Shannon shut the door to her childhood bedroom, wishing she’d said goodnight to John, sweet dreams, anything to show that she cared for him. She heard the sink in the bathroom open, a rush of water flowing over John’s hands and then his toothbrush. She kicked her shoes off and changed into a pair of running shorts and an old t-shirt with the words I Got Crabs at Stan’s Seafood Shack peeling off the back. Climbing into bed, she turned off the lamp beside her, not bothering to pull up the heap of twisted sheets at her feet. Thick, wet air hovered over her body.
She was just beginning to drift into twilight sleep when the thin sound of her ceiling fan was overpowered by the noise of pouring rain. It beat against the windows and bounced off the leaves in the trees.
When she awoke the next morning, the weatherman crackled over the radio that it was the most rain they’d gotten all week, marveling at how it managed to sneak in undetected. “I guess we never do know for sure, Doug,” the news anchor said. He never mentioned the unidentifiable blue something. Shannon wondered if John would continue to think about it, would embrace a question with no answer. She hoped that there was still value in sharing something, even if you could never agree on what it was.
John found Shannon on the deck, her bare feet propped on the damp railing. She smiled at him and patted the chair next to her.
“It’s wet,” she said. “Everything is.”
John tipped the chair to the side, letting the puddles of water fall away before sitting down. “Some rain,” he said.

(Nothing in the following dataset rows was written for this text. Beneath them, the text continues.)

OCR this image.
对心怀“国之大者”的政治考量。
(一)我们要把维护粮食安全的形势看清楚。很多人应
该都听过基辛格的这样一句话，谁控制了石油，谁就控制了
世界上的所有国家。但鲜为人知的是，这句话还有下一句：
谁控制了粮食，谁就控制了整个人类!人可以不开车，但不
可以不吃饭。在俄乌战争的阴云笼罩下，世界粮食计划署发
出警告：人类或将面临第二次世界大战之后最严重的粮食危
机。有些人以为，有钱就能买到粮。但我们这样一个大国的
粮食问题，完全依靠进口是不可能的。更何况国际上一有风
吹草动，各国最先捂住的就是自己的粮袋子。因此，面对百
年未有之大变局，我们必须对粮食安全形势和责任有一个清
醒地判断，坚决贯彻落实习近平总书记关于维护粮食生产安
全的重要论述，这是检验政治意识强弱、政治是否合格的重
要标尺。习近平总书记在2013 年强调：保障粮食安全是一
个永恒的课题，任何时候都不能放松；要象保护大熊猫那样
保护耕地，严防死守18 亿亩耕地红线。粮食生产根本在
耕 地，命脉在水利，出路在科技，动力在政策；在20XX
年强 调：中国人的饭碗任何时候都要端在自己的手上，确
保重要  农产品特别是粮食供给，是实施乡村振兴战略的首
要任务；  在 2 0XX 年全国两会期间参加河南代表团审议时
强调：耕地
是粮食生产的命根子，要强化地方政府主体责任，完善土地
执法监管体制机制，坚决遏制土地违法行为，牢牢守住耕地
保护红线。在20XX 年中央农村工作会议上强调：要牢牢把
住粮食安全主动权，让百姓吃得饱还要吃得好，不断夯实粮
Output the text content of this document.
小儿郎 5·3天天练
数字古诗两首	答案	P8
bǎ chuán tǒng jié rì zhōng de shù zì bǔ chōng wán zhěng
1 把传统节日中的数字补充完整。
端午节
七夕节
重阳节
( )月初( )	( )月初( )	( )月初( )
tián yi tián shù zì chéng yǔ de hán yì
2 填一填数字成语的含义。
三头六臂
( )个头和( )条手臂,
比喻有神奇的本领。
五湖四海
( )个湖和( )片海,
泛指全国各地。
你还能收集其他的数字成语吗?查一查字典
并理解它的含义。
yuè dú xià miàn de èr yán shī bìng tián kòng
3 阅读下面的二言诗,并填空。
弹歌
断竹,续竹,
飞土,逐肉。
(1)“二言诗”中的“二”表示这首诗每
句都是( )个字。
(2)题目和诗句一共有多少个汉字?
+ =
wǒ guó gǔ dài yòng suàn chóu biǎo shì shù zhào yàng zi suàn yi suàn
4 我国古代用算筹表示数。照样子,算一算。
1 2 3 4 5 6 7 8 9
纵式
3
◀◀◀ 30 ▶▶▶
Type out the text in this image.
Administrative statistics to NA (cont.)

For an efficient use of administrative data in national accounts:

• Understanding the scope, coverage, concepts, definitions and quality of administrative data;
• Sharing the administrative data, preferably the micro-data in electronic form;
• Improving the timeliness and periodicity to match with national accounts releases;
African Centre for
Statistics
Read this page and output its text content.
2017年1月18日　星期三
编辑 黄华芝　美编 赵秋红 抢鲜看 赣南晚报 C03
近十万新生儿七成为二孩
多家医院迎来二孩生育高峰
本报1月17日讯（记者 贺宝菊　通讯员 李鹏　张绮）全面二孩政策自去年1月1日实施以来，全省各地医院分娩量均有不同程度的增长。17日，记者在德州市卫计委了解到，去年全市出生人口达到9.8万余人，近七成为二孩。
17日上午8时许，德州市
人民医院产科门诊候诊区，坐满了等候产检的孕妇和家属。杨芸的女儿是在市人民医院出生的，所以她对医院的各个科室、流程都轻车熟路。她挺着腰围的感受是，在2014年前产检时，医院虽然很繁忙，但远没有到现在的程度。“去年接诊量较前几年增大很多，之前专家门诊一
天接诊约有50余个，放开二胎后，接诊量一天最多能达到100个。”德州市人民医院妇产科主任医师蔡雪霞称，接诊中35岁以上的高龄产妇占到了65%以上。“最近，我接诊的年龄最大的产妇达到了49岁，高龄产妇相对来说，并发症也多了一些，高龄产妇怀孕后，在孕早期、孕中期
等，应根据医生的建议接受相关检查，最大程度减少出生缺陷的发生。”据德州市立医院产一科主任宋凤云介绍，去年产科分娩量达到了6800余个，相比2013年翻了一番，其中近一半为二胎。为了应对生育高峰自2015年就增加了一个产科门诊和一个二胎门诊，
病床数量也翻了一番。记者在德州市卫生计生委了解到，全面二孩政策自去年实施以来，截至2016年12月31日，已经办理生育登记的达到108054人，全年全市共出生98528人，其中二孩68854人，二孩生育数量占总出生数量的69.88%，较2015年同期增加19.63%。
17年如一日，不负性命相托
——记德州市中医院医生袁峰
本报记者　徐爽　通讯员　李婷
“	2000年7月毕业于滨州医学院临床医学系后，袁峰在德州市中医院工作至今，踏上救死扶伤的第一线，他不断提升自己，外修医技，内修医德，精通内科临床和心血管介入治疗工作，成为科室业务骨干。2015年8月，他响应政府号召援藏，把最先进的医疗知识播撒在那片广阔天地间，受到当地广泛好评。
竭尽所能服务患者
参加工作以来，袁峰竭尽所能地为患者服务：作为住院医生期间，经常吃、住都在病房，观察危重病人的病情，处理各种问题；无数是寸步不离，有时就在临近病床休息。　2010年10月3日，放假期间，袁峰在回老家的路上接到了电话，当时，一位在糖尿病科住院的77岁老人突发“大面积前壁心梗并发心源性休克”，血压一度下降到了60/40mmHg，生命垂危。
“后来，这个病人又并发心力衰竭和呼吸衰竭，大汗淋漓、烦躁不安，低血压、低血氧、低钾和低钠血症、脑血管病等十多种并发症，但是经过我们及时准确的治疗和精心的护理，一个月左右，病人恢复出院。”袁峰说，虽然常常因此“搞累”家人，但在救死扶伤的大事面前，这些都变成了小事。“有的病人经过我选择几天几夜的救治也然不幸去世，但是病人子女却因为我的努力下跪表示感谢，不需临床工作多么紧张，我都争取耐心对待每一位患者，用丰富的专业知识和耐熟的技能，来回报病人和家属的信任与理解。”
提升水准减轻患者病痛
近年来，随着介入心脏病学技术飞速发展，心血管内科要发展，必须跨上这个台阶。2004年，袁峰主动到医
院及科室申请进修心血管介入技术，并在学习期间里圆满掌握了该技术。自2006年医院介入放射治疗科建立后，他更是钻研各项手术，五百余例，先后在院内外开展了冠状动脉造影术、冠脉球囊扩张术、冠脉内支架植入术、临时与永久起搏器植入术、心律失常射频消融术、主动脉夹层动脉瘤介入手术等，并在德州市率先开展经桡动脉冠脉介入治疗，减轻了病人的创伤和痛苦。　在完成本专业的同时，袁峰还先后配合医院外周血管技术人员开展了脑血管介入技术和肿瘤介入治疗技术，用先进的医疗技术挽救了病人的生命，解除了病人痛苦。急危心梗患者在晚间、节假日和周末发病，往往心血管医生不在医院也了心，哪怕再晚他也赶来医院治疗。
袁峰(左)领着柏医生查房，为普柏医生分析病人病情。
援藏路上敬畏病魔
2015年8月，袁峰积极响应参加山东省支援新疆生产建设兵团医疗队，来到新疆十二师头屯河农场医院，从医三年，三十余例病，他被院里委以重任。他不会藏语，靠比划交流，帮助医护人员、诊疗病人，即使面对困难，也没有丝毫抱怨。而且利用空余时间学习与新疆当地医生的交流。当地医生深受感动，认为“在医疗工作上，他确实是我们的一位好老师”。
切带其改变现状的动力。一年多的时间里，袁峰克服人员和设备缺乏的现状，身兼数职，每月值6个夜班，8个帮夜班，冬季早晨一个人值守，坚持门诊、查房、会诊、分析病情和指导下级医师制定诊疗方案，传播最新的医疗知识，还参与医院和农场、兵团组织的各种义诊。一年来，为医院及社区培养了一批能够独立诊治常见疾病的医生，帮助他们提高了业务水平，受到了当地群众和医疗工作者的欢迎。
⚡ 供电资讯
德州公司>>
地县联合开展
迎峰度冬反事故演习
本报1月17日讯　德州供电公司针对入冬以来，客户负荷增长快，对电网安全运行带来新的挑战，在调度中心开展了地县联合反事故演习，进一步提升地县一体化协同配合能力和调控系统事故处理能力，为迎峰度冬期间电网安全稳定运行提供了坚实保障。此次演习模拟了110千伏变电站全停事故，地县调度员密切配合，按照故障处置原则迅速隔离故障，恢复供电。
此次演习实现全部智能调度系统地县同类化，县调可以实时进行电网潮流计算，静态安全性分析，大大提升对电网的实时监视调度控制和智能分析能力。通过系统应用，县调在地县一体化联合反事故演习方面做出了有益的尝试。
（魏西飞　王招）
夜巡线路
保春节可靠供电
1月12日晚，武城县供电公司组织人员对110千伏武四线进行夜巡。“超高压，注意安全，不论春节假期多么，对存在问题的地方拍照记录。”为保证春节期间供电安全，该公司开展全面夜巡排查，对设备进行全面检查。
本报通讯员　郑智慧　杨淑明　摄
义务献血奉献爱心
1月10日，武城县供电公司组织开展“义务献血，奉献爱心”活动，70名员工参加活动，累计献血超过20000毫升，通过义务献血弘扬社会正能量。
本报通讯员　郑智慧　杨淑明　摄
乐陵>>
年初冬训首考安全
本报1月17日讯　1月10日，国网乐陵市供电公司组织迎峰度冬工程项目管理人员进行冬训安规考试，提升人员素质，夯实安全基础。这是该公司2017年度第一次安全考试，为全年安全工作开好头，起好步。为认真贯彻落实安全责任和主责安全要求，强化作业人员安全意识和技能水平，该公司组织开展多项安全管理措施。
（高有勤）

“Sure was. You leaving today?”
“Yeah,” he said. “Even though I’ve heard that flying on a Sunday is bad luck.”
Shannon elbowed him and he elbowed her back. She chose to surprise him, to say nothing when he expected a diatribe. She could sense his tension leftover from last night, or perhaps it was a permanent wall he’d built between them. She tried to will it away as the tree frogs below bleated in praise of impossible puddles.